Beginnen wir mit der WM 1998 in Frankreich. Der französische Nationaltrainer Aimé Jacquet sieht sich einer heftigen Kampagne ausgesetzt. Ausgerechnet «L’Equipe», die wohl berühmteste Sportzeitung der Welt und Frankreichs «Sport-Bibel», fordert nicht nur wegen seiner taktischen Ausrichtung seine Absetzung. Nach einem kläglichen 1:0 im letzten Vorbereitungsspiel gegen Finnland sind die Meinungen gemacht: Mit ihm sei die WM im eigenen Land verloren. Die französische Nationalmannschaft wird gar als «Krämerladen» verspottet.
Aimé Jacquet bleibt im Amt und gewinnt mit Frankreich 1998 die Fussball-WM. Bis heute einer der grössten sportlichen Triumphe in der Geschichte Frankreichs. Aimé Jacquet hat seinen Kritikern nie verziehen. Die Fahrzeuge der «L'Equipe», die die Tour de France begleiten, müssen während der Rundfahrt von 1998 vor Steinwerfern geschützt werden.
Fussball-WM 1982. Nach drei Unentschieden (gegen Polen 0:0, Peru und Kamerun je 1:1) in den Gruppenspielen ist die Kritik an den Italienern vernichtend. Verbandspräsident Antonio Matarrese erklärt gar öffentlich: «Diese Mannschaft ist eine Schande. Ich möchte in die Kabine gehen und jeden in den Hintern treten.»
Kritisiert wird nicht nur die taktische Ausrichtung. Nationalcoach Enzo Bearzot wird auch das Festhalten am Stürmerstar Paolo Rossi vorgeworfen. Der ist in einen Wettskandal verstrickt und in den ersten drei Partien völlig ausser Form. In dieser Situation verordnet Enzo Bearzot während der WM einen Medien-Boykott. Der Begriff «Silenzio Stampa» ist geboren. Nur noch Torhüter Dino Zoff gibt Auskunft. Er erinnert sich: «Die Dinge waren aus dem Ruder gelaufen. Jede Medienkonferenz wurde zur Gerichtsverhandlung.» Die Italiener werden 1982 Weltmeister und die entscheidenden Tore erzielt … Paolo Rossi. Er wird WM-Torschützenkönig.
In beiden Fällen – Frankreich 1998 und Italien 1982 – hatte die Kritik letztlich eine positive Auswirkung. Ja, vielleicht wären diese Triumphe unter normalen Umständen gar nicht möglich gewesen. Die Mannschaften rauften sich nach dem Motto «Wir gegen den Rest der Welt» zusammen, wurden eine verschworene Einheit und stellten sich hinter den Trainer.
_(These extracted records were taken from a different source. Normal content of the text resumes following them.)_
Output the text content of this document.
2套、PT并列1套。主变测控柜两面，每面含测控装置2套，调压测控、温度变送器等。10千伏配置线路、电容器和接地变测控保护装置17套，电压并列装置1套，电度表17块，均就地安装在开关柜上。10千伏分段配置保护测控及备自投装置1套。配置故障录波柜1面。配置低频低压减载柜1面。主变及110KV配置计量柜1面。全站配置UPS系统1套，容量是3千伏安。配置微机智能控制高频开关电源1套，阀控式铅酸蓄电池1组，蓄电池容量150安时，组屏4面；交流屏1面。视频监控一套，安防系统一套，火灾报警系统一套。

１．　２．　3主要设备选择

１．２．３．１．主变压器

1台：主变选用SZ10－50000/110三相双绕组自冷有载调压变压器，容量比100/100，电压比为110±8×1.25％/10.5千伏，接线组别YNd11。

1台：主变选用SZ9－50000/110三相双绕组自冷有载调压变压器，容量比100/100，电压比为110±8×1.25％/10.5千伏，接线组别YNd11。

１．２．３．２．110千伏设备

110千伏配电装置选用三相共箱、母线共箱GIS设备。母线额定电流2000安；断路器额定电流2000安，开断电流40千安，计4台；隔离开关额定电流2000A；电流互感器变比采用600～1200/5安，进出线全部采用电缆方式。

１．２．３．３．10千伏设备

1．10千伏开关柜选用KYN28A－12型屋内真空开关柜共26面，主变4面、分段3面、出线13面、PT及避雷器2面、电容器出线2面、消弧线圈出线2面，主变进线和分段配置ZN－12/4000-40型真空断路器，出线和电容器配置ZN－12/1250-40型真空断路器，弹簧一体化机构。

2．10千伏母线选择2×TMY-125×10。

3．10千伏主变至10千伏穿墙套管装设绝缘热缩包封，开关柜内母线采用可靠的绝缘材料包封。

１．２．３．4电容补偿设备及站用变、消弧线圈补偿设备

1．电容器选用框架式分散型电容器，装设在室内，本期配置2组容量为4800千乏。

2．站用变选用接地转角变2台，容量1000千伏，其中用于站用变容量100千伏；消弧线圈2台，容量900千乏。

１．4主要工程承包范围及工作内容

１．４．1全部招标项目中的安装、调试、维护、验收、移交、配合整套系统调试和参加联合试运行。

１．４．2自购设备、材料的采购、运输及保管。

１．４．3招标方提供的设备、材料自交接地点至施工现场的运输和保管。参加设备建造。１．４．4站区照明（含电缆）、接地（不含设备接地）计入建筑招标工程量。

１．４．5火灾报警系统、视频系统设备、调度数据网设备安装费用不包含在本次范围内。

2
Entscheidend war, dass die Trainer nach innen klug kommunizierten und die Spieler für sich gewannen.
Und nun eben die Schweiz 2021. Nie zuvor ist eine Schweizer Mannschaft unmittelbar vor einem epochalen Triumph so arg kritisiert worden. Nach dem 0:3 gegen Italien wird Tacheles geschrieben. Hier eine Zusammenfassung:
Ein paar Tage später gelingt dieser Mannschaft das, was zu Recht als vielleicht grösstes Spiel in unserer Fussballgeschichte bezeichnet wird: Der Penalty-Triumph über Weltmeister Frankreich. Wohl zum ersten Mal verneigt sich die ganze Fussball-Welt vor uns. Nach beissender Kritik werden die grössten Lobeshymnen in der Geschichte unseres Fussballs komponiert. Und bereits wird die bange Frage gestellt: Bleibt Petkovic? Es ist in vielerlei Hinsicht das gleiche Muster wie bei Italien 1982 und Frankreich 1998.
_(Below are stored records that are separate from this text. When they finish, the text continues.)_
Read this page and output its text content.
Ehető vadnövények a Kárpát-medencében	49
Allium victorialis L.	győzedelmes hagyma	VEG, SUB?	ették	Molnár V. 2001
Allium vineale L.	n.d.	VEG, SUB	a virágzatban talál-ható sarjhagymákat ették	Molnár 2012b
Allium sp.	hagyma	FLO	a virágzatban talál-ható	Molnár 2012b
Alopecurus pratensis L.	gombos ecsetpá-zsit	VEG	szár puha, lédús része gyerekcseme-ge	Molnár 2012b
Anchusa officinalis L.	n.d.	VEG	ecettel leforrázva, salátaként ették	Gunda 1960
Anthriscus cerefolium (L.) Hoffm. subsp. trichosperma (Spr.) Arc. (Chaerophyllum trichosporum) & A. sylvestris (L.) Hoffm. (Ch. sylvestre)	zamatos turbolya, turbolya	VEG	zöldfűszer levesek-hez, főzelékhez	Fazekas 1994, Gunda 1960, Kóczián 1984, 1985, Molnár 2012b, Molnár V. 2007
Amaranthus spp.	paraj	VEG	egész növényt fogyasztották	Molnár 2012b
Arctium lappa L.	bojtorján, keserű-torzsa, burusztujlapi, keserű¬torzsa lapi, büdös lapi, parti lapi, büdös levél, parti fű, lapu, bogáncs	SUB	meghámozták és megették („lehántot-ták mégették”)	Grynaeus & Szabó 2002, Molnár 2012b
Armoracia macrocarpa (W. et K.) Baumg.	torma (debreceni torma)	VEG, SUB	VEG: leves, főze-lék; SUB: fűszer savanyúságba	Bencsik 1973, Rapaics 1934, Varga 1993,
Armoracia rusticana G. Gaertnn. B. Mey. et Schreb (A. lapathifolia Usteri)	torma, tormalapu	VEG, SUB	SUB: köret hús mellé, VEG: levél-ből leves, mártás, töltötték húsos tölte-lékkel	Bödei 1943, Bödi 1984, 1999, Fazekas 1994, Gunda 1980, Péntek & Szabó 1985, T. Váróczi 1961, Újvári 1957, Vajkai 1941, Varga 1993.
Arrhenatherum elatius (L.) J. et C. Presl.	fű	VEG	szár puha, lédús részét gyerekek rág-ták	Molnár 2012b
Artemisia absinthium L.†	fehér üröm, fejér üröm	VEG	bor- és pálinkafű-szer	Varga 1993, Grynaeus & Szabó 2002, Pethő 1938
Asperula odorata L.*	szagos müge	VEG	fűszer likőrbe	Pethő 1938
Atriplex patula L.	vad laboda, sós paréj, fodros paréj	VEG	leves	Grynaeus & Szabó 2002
Weil bei einem Titelturnier die Aufmerksamkeit eine nationale ist, wirkt Kritik viel stärker als nach einem einzelnen Spiel, das bald wieder vergessen ist. Während eines Turniers wächst kein Gras drüber. Solche Kritik hat Tiefenwirkung und bewirkt etwas. Die Chance zur sofortigen Reaktion lässt die Mannschaft um den Trainer zusammenrücken. Heisst es denn nicht, vieles werde im Kopf entschieden? Wahrscheinlich wäre unser Sommermärchen ohne die vorangegangene harsche Kritik nicht möglich geworden. Die Kritiker nach dem 0:3 gegen Italien hatten ja recht.
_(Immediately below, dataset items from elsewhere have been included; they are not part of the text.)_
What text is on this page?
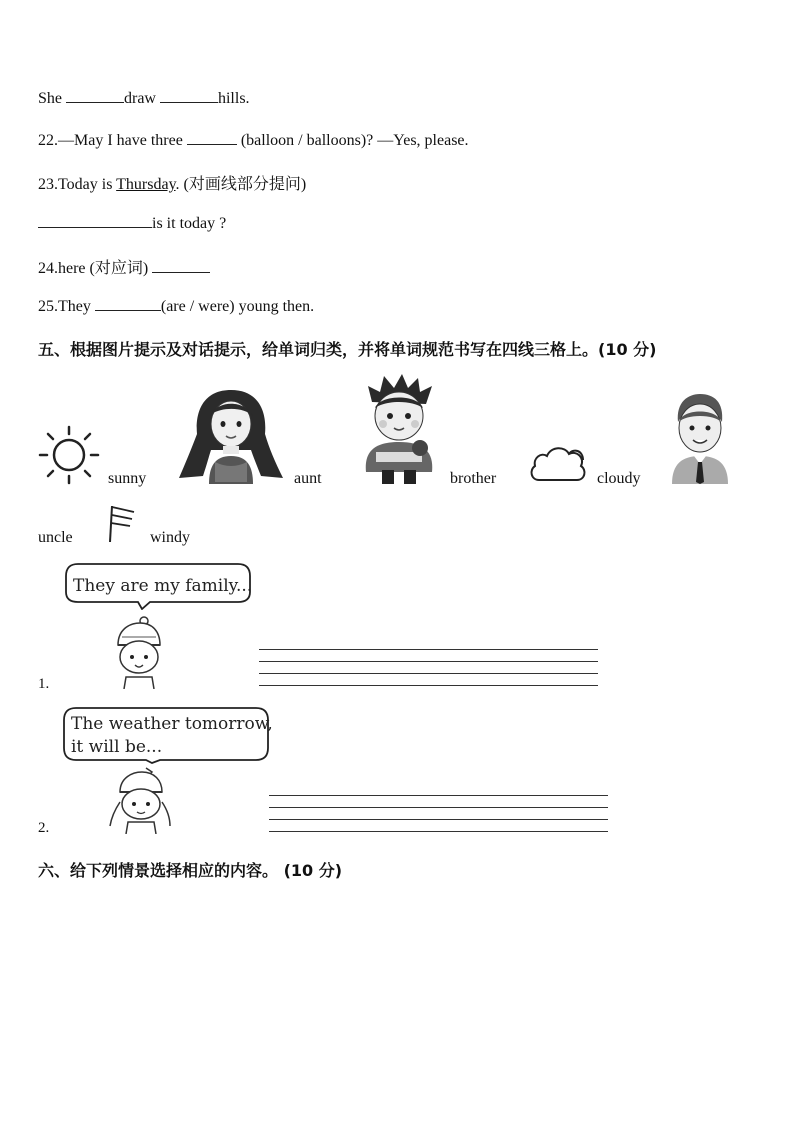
She	draw	hills.
22.—May I have three	(balloon / balloons)? —Yes, please.
23.Today is Thursday. (对画线部分提问)
is it today ?
24.here (对应词)
25.They	(are / were) young then.
五、根据图片提示及对话提示，给单词归类，并将单词规范书写在四线三格上。(10 分)
sunny	aunt	brother	cloudy
uncle	windy
They are my family...
1.
The weather tomorrow,
it will be...
2.
六、给下列情景选择相应的内容。 (10 分)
So kommt TV-Kommentator Sascha Ruefer bei unserem Sommermärchen eine Schlüsselrolle zu. Dass er so polarisiert, spricht für ihn: Er ist in der Kritik an der Mannschaft beim 0:3 gegen Italien auch nicht zimperlich. Weil er zu den wenigen kantigen Typen hinter dem Mikrofon gehört, die sagen, was ist, und nicht einfach alles schönreden. Er ist der Bote, der die Kunde von der schlechten Leistung ungefiltert überbringt und mit seinem Wortwitz noch Salz in die Wunden streut. Der Bote ist der Böse. So war es zu allen Zeiten.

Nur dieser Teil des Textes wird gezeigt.